Peru's macroeconomic strength proved decisive for the international agency Fitch Ratings to grade the South American country with a BBB quotation thanks also to its moderate public debt, strong external liquidity, and its fiscal discipline, it was reported.
Fitch highlighted Peru's fiscal strength, with a debt-to-GDP ratio of 34% in 2022, among the lowest in its BBB category (average 55.6%) while predicting that such an index would stand below 33% in 2023 and 2024.
According to a statement from Peru's Ministry of Economy and Finance (MEF), Fitch's grading reflects the strong fiscal commitment shown with the re-establishment of medium-term fiscal rules.
Fitch also maintained the rating outlook at negative, as governance challenges have not subsided and political uncertainty remains high, thus jeopardizing economic growth.
The agency also indicated that the dysfunctional political situation and social discontent have become more evident and will be difficult to reverse before 2024.

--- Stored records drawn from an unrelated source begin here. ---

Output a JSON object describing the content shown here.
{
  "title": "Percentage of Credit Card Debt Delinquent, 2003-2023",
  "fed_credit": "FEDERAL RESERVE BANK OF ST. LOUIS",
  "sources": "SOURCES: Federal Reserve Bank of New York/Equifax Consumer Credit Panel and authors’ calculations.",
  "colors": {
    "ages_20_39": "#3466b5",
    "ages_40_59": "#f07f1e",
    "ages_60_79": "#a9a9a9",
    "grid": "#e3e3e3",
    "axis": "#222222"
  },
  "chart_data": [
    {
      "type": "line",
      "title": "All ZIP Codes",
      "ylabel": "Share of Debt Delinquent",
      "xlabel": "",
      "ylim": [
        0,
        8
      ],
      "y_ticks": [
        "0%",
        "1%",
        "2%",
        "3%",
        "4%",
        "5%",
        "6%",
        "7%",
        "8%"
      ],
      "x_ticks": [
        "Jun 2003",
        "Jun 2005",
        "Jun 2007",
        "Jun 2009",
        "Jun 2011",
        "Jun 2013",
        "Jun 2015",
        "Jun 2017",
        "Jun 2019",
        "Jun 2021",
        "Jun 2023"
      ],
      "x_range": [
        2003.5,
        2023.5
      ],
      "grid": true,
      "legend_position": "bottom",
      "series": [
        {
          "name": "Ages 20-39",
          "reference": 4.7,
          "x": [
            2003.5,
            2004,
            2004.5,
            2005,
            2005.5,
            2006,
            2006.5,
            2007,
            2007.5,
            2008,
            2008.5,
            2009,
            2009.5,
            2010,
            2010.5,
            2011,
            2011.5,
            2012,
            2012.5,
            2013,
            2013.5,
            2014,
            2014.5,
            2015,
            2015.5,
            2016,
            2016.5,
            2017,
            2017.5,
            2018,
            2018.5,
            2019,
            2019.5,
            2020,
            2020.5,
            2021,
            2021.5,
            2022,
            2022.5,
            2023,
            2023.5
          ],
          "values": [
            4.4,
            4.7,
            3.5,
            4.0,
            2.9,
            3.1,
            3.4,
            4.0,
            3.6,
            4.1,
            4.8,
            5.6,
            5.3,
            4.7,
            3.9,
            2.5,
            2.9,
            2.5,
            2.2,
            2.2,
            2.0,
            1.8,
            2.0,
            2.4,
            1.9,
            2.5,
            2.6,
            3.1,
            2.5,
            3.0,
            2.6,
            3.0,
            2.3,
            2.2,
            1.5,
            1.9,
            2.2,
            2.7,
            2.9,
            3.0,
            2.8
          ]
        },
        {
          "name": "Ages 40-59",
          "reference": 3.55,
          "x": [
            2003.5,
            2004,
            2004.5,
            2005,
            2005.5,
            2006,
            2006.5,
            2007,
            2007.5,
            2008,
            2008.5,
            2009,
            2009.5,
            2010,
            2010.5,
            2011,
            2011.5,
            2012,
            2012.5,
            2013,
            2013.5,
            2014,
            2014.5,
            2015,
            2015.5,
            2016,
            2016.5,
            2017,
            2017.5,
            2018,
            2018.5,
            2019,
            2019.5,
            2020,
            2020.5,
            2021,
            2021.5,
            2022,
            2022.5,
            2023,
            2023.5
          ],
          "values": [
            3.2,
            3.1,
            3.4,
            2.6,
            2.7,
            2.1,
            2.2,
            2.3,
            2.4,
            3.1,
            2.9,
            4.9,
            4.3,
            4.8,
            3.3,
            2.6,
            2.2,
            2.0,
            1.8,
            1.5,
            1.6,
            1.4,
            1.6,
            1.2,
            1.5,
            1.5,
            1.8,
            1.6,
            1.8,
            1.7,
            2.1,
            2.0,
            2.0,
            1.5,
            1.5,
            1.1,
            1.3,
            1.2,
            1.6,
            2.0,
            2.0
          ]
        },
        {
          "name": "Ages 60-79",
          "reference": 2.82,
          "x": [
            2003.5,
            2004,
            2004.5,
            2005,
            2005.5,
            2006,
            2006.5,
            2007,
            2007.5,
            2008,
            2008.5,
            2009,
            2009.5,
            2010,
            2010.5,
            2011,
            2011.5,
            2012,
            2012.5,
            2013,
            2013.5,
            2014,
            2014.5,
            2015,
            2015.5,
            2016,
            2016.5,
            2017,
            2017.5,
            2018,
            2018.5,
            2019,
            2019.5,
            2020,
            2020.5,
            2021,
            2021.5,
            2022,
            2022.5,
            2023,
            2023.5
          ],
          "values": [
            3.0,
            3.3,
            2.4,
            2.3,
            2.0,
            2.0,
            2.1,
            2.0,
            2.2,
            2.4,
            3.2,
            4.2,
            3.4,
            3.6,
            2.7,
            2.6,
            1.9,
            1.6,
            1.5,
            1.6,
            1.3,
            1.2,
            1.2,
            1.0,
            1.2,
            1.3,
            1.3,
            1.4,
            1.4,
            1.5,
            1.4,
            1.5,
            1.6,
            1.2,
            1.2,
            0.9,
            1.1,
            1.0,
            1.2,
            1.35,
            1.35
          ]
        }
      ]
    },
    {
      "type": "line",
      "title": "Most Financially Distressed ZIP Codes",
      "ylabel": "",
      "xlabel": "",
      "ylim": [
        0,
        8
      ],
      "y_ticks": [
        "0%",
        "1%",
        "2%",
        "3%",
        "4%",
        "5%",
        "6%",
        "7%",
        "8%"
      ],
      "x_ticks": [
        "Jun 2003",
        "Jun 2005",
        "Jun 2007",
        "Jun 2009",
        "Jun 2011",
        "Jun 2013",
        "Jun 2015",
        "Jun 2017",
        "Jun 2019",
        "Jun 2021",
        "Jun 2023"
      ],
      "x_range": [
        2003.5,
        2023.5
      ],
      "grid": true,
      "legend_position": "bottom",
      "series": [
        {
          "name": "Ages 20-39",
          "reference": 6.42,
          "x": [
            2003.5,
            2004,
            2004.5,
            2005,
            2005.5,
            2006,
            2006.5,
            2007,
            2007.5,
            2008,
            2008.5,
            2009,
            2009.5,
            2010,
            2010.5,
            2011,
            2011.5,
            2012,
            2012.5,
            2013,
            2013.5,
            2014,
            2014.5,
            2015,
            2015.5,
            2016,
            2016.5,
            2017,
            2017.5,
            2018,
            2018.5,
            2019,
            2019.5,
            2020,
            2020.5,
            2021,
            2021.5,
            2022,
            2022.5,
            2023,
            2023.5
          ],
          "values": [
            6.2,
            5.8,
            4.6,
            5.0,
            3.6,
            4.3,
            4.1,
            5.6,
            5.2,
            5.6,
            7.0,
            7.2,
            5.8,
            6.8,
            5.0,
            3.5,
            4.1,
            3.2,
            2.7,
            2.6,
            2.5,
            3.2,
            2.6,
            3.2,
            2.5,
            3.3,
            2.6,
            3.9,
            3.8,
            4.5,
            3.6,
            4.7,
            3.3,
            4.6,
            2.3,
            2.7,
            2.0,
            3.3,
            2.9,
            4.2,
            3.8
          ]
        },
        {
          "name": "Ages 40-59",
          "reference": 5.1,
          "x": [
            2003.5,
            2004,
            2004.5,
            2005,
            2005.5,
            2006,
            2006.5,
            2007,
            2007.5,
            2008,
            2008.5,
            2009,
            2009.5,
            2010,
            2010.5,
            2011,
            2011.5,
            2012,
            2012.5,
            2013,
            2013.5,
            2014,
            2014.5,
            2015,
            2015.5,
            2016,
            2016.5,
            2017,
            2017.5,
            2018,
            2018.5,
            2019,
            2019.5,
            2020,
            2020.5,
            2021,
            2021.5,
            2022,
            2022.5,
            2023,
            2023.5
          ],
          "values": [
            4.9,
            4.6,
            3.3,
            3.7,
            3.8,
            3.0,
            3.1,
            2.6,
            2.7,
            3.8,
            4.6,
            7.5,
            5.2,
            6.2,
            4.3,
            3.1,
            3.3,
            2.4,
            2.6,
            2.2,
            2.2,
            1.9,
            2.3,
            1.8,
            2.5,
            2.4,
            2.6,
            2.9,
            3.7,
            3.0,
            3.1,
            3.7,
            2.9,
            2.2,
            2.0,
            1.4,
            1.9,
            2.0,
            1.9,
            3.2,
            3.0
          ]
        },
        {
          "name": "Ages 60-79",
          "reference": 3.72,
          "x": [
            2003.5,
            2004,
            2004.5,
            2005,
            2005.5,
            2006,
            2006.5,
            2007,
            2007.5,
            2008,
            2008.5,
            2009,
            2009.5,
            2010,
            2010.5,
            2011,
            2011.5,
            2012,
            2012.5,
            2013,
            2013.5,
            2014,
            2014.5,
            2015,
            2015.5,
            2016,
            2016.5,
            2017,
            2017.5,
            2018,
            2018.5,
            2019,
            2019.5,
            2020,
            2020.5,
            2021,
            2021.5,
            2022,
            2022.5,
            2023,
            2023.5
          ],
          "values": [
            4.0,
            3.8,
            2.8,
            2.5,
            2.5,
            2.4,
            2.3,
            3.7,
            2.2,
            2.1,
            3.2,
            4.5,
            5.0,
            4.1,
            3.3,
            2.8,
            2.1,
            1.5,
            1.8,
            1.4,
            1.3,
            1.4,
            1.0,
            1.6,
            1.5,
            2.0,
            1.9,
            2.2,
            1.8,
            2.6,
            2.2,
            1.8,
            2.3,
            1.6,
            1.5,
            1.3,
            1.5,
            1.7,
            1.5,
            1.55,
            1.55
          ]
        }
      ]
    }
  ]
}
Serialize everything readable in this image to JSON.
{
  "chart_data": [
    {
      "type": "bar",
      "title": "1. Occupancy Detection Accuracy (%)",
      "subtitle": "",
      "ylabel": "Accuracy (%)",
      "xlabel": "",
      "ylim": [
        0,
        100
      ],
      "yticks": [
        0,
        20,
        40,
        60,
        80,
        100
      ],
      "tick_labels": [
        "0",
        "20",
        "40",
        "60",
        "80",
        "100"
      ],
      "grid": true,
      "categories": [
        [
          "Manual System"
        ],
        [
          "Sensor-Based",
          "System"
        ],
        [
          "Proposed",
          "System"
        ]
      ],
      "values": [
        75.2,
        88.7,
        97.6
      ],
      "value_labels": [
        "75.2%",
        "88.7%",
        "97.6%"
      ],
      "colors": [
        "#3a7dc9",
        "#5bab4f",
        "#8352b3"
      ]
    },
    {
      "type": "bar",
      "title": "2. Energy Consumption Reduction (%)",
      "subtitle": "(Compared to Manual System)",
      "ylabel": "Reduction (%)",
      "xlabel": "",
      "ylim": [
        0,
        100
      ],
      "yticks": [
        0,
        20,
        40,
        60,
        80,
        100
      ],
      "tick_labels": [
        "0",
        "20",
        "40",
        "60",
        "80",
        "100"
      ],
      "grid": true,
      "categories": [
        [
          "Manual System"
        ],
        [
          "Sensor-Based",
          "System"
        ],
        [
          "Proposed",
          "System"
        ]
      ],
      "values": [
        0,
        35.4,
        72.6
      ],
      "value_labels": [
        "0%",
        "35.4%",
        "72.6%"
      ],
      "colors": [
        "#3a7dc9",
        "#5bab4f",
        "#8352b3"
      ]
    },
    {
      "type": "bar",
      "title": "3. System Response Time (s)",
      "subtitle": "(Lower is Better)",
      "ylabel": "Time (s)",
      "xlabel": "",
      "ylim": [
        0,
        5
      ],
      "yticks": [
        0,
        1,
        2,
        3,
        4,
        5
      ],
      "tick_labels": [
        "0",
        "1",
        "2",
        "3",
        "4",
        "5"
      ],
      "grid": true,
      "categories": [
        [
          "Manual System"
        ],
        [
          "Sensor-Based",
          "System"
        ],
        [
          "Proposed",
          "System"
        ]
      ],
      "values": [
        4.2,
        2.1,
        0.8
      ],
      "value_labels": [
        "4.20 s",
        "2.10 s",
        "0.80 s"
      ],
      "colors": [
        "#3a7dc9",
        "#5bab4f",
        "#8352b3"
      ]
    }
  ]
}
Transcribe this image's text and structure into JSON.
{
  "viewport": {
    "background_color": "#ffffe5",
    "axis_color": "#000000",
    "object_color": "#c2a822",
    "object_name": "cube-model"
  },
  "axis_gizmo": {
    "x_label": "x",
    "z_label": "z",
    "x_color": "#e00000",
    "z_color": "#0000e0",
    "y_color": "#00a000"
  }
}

Fitch also underscored Peru's strong external liquidity compared to other BBB countries: a ratio of 258% supported by international reserves of US$72.7 billion as of March 2023, versus 164% of its peers.
Peru can improve its credit rating in the coming years if levels of growth higher than those projected by the agency are achieved, driven by increased private investment, and if there is a decrease in political stagnation and uncertainty, it was also explained. Also key to this achievement would be a lasting stabilization of the public debt/GDP ratio.